АЛЕНА РЕЗНИК: «ФАЛЬШЬ И РЕМЕСЛЕННИЧЕСТВО ОТВРАТИТЕЛЬНЫ В НАШЕЙ ПРОФЕССИИ»

admin

Ничто не обнажает душу так, как поэзия. И нужно обладать определенной дерзостью, волей и верой, чтобы говорить с современной публикой ее языком. Актриса и певица Алена Резник этими качествами наделена от природы.

  Вечер романса – это Елена Камбурова. Вечер поэзии – Алла Демидова. А музыкально-поэтический спектакль, где одна поющая актриса воссоздает на сцене всю полифонию жизни – с ее страстями и желаниями, ненавистью и любовью, ревностью и прощением – это только Алена Резник.

  За внешней хрупкостью – твердость. В декорациях нет нужды – ставка только на актерское мастерство. Первое впечатление: человек другой эпохи. Но разве могут быть подвержены моде и времени интеллект и пылкость натуры?

  Было бы странно, если бы ее творческий путь сложился просто и прямо. В кино она играет женщин-вамп и бизнес-леди, в театре – характерных старух: режиссеры часто эксплуатируют лишь одну краску в палитре артиста. Зато в авторских моноспектаклях Алена Резник использует свое дарование трагической актрисы на полную мощность.

  Мне кажется, в своем моноспектакле «Потерянные птицы» вы сделали важное открытие: русской поэзии серебряного века свойственна совершенно «испанская страсть». Как вы обнаружили это родство?

  Я всегда любила инструментальную музыку Астора Пьяццоллы, но даже не подозревала, что у него есть вокальные произведения. Судьба же порой сама дает подсказку. Я случайно познакомилась с Галиной Химич, испанистом, педагогом университета Дружбы народов, которая открыла для меня так называемые песни-танго Пьяццоллы. И я до дрожи захотела их петь, причем только на испанском языке, для чего нужно было не просто освоить произношение, но вникнуть в этот удивительный мир, сделав его своим.

  Все истоки творчества – в детстве. Кто наделил вас таким запалом?

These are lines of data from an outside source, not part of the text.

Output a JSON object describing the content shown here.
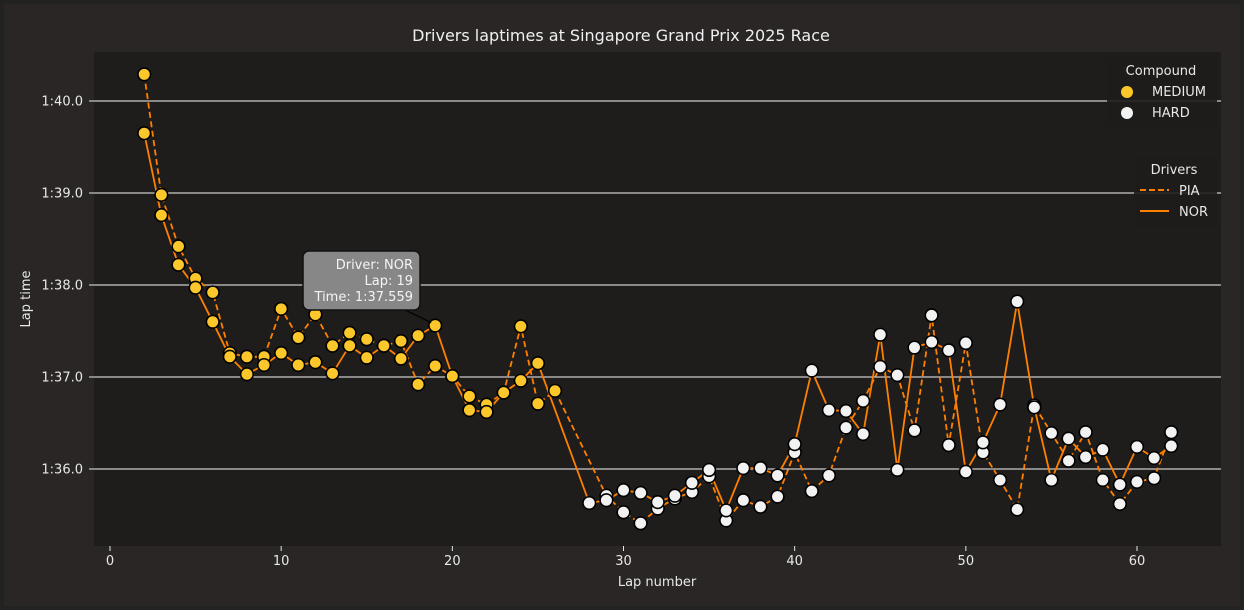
{
  "chart_data": {
    "type": "line",
    "title": "Drivers laptimes at Singapore Grand Prix 2025 Race",
    "xlabel": "Lap number",
    "ylabel": "Lap time",
    "xlim": [
      -1,
      65
    ],
    "ylim_seconds": [
      95.2,
      100.53
    ],
    "x_ticks": [
      0,
      10,
      20,
      30,
      40,
      50,
      60
    ],
    "y_ticks": [
      {
        "value": 96,
        "label": "1:36.0"
      },
      {
        "value": 97,
        "label": "1:37.0"
      },
      {
        "value": 98,
        "label": "1:38.0"
      },
      {
        "value": 99,
        "label": "1:39.0"
      },
      {
        "value": 100,
        "label": "1:40.0"
      }
    ],
    "grid": "horizontal",
    "compound_legend": {
      "title": "Compound",
      "placement": "top-right",
      "items": [
        {
          "label": "MEDIUM",
          "color": "#fcc72a"
        },
        {
          "label": "HARD",
          "color": "#f2f2f2"
        }
      ]
    },
    "driver_legend": {
      "title": "Drivers",
      "placement": "upper-right",
      "items": [
        {
          "label": "PIA",
          "style": "dashed"
        },
        {
          "label": "NOR",
          "style": "solid"
        }
      ]
    },
    "line_color": "#ff8000",
    "series": [
      {
        "name": "PIA",
        "style": "dashed",
        "laps": [
          2,
          3,
          4,
          5,
          6,
          7,
          8,
          9,
          10,
          11,
          12,
          13,
          14,
          15,
          16,
          17,
          18,
          19,
          20,
          21,
          22,
          23,
          24,
          25,
          26,
          29,
          30,
          31,
          32,
          33,
          34,
          35,
          36,
          37,
          38,
          39,
          40,
          41,
          42,
          43,
          44,
          45,
          46,
          47,
          48,
          49,
          50,
          51,
          52,
          53,
          54,
          55,
          56,
          57,
          58,
          59,
          60,
          61,
          62
        ],
        "times": [
          100.29,
          98.98,
          98.42,
          98.07,
          97.92,
          97.26,
          97.22,
          97.22,
          97.74,
          97.43,
          97.68,
          97.34,
          97.48,
          97.41,
          97.34,
          97.39,
          96.92,
          97.12,
          97.01,
          96.79,
          96.7,
          96.83,
          97.55,
          96.71,
          96.85,
          95.71,
          95.53,
          95.41,
          95.57,
          95.68,
          95.75,
          95.92,
          95.44,
          95.66,
          95.59,
          95.7,
          96.18,
          95.76,
          95.93,
          96.45,
          96.74,
          97.11,
          97.02,
          96.42,
          97.67,
          96.26,
          97.37,
          96.18,
          95.88,
          95.56,
          96.69,
          96.39,
          96.09,
          96.4,
          95.88,
          95.62,
          95.86,
          95.9,
          96.4
        ],
        "compounds": [
          "MEDIUM",
          "MEDIUM",
          "MEDIUM",
          "MEDIUM",
          "MEDIUM",
          "MEDIUM",
          "MEDIUM",
          "MEDIUM",
          "MEDIUM",
          "MEDIUM",
          "MEDIUM",
          "MEDIUM",
          "MEDIUM",
          "MEDIUM",
          "MEDIUM",
          "MEDIUM",
          "MEDIUM",
          "MEDIUM",
          "MEDIUM",
          "MEDIUM",
          "MEDIUM",
          "MEDIUM",
          "MEDIUM",
          "MEDIUM",
          "MEDIUM",
          "HARD",
          "HARD",
          "HARD",
          "HARD",
          "HARD",
          "HARD",
          "HARD",
          "HARD",
          "HARD",
          "HARD",
          "HARD",
          "HARD",
          "HARD",
          "HARD",
          "HARD",
          "HARD",
          "HARD",
          "HARD",
          "HARD",
          "HARD",
          "HARD",
          "HARD",
          "HARD",
          "HARD",
          "HARD",
          "HARD",
          "HARD",
          "HARD",
          "HARD",
          "HARD",
          "HARD",
          "HARD",
          "HARD",
          "HARD"
        ]
      },
      {
        "name": "NOR",
        "style": "solid",
        "laps": [
          2,
          3,
          4,
          5,
          6,
          7,
          8,
          9,
          10,
          11,
          12,
          13,
          14,
          15,
          16,
          17,
          18,
          19,
          20,
          21,
          22,
          23,
          24,
          25,
          28,
          29,
          30,
          31,
          32,
          33,
          34,
          35,
          36,
          37,
          38,
          39,
          40,
          41,
          42,
          43,
          44,
          45,
          46,
          47,
          48,
          49,
          50,
          51,
          52,
          53,
          54,
          55,
          56,
          57,
          58,
          59,
          60,
          61,
          62
        ],
        "times": [
          99.65,
          98.76,
          98.22,
          97.97,
          97.6,
          97.22,
          97.03,
          97.13,
          97.26,
          97.13,
          97.16,
          97.04,
          97.34,
          97.21,
          97.34,
          97.2,
          97.45,
          97.559,
          97.01,
          96.64,
          96.62,
          96.83,
          96.96,
          97.15,
          95.63,
          95.66,
          95.77,
          95.74,
          95.64,
          95.71,
          95.85,
          95.99,
          95.55,
          96.01,
          96.01,
          95.93,
          96.27,
          97.07,
          96.64,
          96.63,
          96.38,
          97.46,
          95.99,
          97.32,
          97.38,
          97.29,
          95.97,
          96.29,
          96.7,
          97.82,
          96.67,
          95.88,
          96.33,
          96.13,
          96.21,
          95.83,
          96.24,
          96.12,
          96.25
        ],
        "compounds": [
          "MEDIUM",
          "MEDIUM",
          "MEDIUM",
          "MEDIUM",
          "MEDIUM",
          "MEDIUM",
          "MEDIUM",
          "MEDIUM",
          "MEDIUM",
          "MEDIUM",
          "MEDIUM",
          "MEDIUM",
          "MEDIUM",
          "MEDIUM",
          "MEDIUM",
          "MEDIUM",
          "MEDIUM",
          "MEDIUM",
          "MEDIUM",
          "MEDIUM",
          "MEDIUM",
          "MEDIUM",
          "MEDIUM",
          "MEDIUM",
          "HARD",
          "HARD",
          "HARD",
          "HARD",
          "HARD",
          "HARD",
          "HARD",
          "HARD",
          "HARD",
          "HARD",
          "HARD",
          "HARD",
          "HARD",
          "HARD",
          "HARD",
          "HARD",
          "HARD",
          "HARD",
          "HARD",
          "HARD",
          "HARD",
          "HARD",
          "HARD",
          "HARD",
          "HARD",
          "HARD",
          "HARD",
          "HARD",
          "HARD",
          "HARD",
          "HARD",
          "HARD",
          "HARD",
          "HARD",
          "HARD"
        ]
      }
    ],
    "tooltip": {
      "driver_line": "Driver: NOR",
      "lap_line": "Lap: 19",
      "time_line": "Time: 1:37.559",
      "driver": "NOR",
      "lap": 19,
      "time_seconds": 97.559
    }
  }
}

   Родители. Папа был талантливейшим художником-самородком, любил Пикассо и Модильяни, работал как экспрессионист и умудрялся доставать на «черном рынке» раритетные книги по искусству, запрещенную литературу. Он был полной противоположностью своему отцу-коммунисту, моему деду, которой тоже был художником, но писал в реалистической манере и одно время возглавлял Омский фонд художников. Первая папина выставка оказалась последней: на нее тут же наложили запрет, картины резались и выбрасывались в окно. Искусство находилось тогда под цензурой партии и КГБ, госзаказ был только на соцреализм, а все прочее принималось враждебно. Даже у своих родителей папа так и не нашел понимания. Уже после его ухода из жизни, бабушка мне говорила: «Твой отец не был художником!» Ну а я лишь годы спустя поняла, какой это был человек! Он не мог приспособиться к реальности, да никогда и не стремился к этому. Читал Элюара, Соложеницына, Кафку, ходил вместе с мамой на закрытые показы: Тарковский, Бергман… А еще у него была страсть к симфонической музыке. Он собрал огромную фонотеку от Баха до Стравинского. Возвращаясь из школы, я слышала дома Бетховена или Шнитке, а отец сидел на кухне, курил и писал маслом картины. К сожалению, у нас в семье сохранились только три его работы: он их либо дарил друзьям, либо уничтожал.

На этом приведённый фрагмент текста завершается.